Cuidar al cuidador

¿Por qué no podemos descansar cuando intentamos dormir sentados?

Para comprenderlo, hay que analizar las cinco fases del sueño en las que perdemos tono muscular e incluso la consciencia del entorno que nos rodea. Es en la quinta fase del sueño, la denominada fase (REM) “movimiento ocular rápido” en la que el celebro sufre una mayor “desconexión”.

Durante el sueño REM, aparte de los movimientos oculares rápidos, el cerebro envía señales a la médula espinal para crear una parálisis temporal de los músculos. Un tipo de desconexión corporal para evitar lesionarnos a nosotros mismos mientras dormimos.

La parálisis parcial y la pérdida de tono muscular dificultan tener la postura erguida de la espalda y cuello en posición vertical, razón por la que, si estamos en posición sentada, siempre tendemos a reclinarnos o acostarnos hacia un lado apoyando la cabeza donde más “cómodamente podamos”.

Cuando dormimos sentados, las piernas se entumecen, terminamos torciendo el cuello o girando la columna en posiciones que nos hacen despertarnos doloridos e incómodos, con lumbalgia, tortícolis, además de otras dolencias diagnosticables.
El descanso en posición sentada difícilmente podrá ser tan reponedor como en posición horizontal.

Estudios sobre el descanso del cuidador

Estudios como Sleep in caregivers: what we know and what we need to learn, de McCurry SM1, Song y, Martin JL, u otros publicados por el Observatorio Global del Sueño, ya demuestran que los trastornos del sueño son frecuentes en los cuidadores y se asocian con resultados físicos, médicos y funcionales negativos. Hay evidencias claras y científicas que respalda la interacción entre la pérdida de sueño, el estrés del cuidador y la vulnerabilidad a las enfermedades crónicas.

En un proyecto del Dr. Germán Prados García (Departamento de Enfermería de la Facultad de Ciencias de la Salud, Universidad de Granada) financiado por la Consejería de Salud en 2017, 87,2% de loscuidadores pasan la noche en un sillón junto al paciente. Considerando factores ambientales, como la temperatura, la luz, el ruido, la actividad de los sanitarios y la propia superficie de descanso del cuidador, es esta última la que con diferencia se asocia con una peor calidad de sueño del cuidador durante la hospitalización de su familiar.

Para el Observatorio Global del Sueño el rol de cuidador puede dificultar la regularidad de los horarios de descanso.

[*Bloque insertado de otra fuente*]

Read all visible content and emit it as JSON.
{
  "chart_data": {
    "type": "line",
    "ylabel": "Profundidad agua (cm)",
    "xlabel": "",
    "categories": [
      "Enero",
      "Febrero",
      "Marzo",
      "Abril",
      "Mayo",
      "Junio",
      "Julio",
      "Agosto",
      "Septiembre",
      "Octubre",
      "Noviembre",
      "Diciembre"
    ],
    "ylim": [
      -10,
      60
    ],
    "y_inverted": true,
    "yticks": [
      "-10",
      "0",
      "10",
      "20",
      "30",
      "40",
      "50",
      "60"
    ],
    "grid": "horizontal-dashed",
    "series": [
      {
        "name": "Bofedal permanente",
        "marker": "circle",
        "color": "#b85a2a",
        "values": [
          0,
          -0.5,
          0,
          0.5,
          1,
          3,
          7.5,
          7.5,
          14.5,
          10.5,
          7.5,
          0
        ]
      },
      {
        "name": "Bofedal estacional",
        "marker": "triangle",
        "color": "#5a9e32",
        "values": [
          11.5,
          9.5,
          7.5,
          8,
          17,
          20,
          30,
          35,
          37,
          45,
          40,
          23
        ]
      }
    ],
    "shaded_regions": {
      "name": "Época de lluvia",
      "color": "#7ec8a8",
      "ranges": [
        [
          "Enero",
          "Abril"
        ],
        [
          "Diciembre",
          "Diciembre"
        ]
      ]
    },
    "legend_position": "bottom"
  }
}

Los trastornos del sueño pueden afectar negativamente al bienestar general del cuidador y repercutir también en el paciente. Dormir poco o mal hace que el estado de ánimo se resienta y esto afecta de un modo u otro a quienes están cerca. Las personas enfermas a menudo son más sensibles al trato que reciben, y existe cada vez más evidencia médica de la relación positiva del bienestar físico y emocional con la mejora y el manejo de las enfermedades.